Wednesday, 20 August 2025

Micro Review 24 (2025) / Women in Translation Month

Free Ride by Noraly Schoenmaker, translated by Bo-Elise Brummelkamp (Canelo)

I think that this book popped on to my radar after reading Sovietistan by Erika Fatland (translated by Kari Dickson) and enjoying the accounts of female travellers in more obscure or intrepid locations - why should men have all of the adventures?

When the book arrived at the library there was no clue that this book would qualify as a read for Women in Translation Month - poor Brummelkamp gets no mention anywhere in the book apart from a tiny line on the copyright page and this is in a tiny type size. I am assuming that this, lets call it, discretion rather than obfuscation, is because Schoenmaker's YouTube films are all in English and the publishers didn't want to put any readers off by announcing that it was a translation.

Like so many big trips Schoenmaker's was kickstarted by a personal upheaval but became so much more adventurous once her travels had started: 

Noraly Schoenmaker was a thirty-something geologist living in the Netherlands when she learned that her live-in partner had been having a long-term affair. Suddenly without a place to stay, she decided to quit her job and jet off to India in search of a new beginning. Her plans were dashed when she fell quickly and helplessly in love: with a motorcycle. Behind the handlebars, she felt alive and free – nimble enough to trace the narrowest paths, powerful enough to travel the longest of roads.

She first rode toward the Pacific, through the jungles of Myanmar and Thailand, then into Malaysia. Rather than satisfy her appetite for the open road, this ride only piqued it. She shipped her bike to Oman, at the base of the Arabian Peninsula, and embarked on a journey through Iran, across Turkmenistan along its border with Afghanistan, over the snowy peaks of Central Asia and into Europe, all the way back home to the Netherlands.

She covered remote and utterly unfamiliar territory; broke down on impossibly steep mountains; and pushed too many miles along empty roads, farther and farther from civilization. But through her travels, she discovered the true beauty of the world – the kindness of its people, the simplicity of its open spaces, as well as her own inner strength.

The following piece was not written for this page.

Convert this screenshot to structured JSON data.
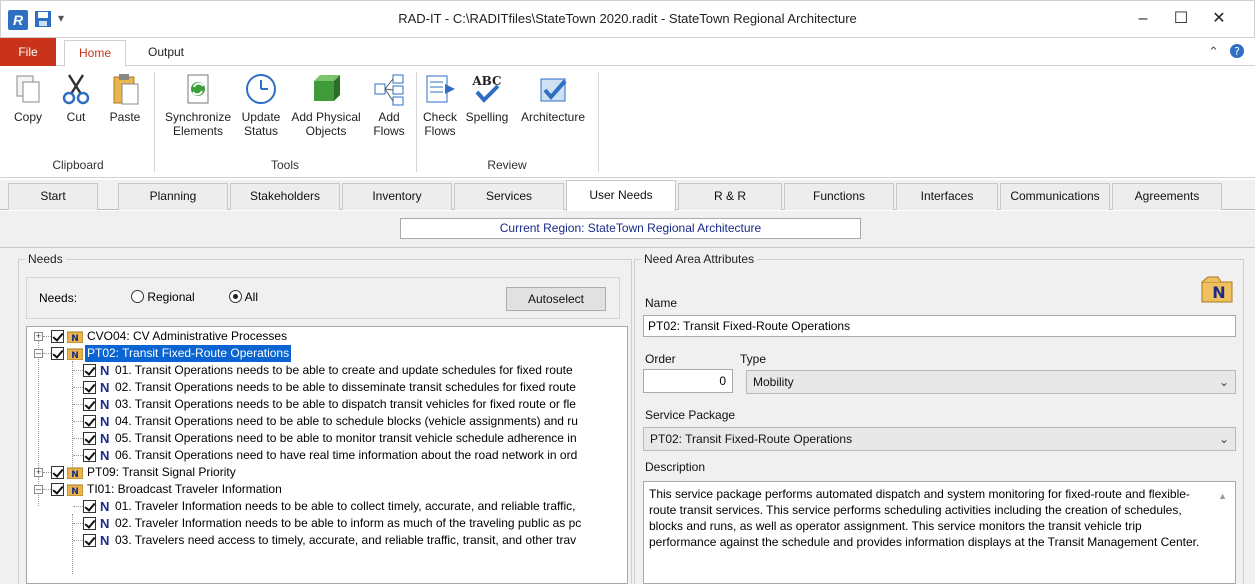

Now I've never even sat pillion on a moped let alone tried riding a powerful motorbike in such varied terrain and I'm afraid this book hasn't enticed me to try either, long distance motorcycle touring is not for me in any way shape or form (which my family will be pleased to hear as my lack of balance and coordination is legendary!).

Schoenmaker's writing also didn't inspire me to think at all of exploring the countries she visited, probably because her book isn't really about the places she visited - it is all the journey.

In normal circumstances I'd never have reviewed this book but I was so incensed that the translator wasn't mentioned I wanted to acknowledge Brummelkamp's work!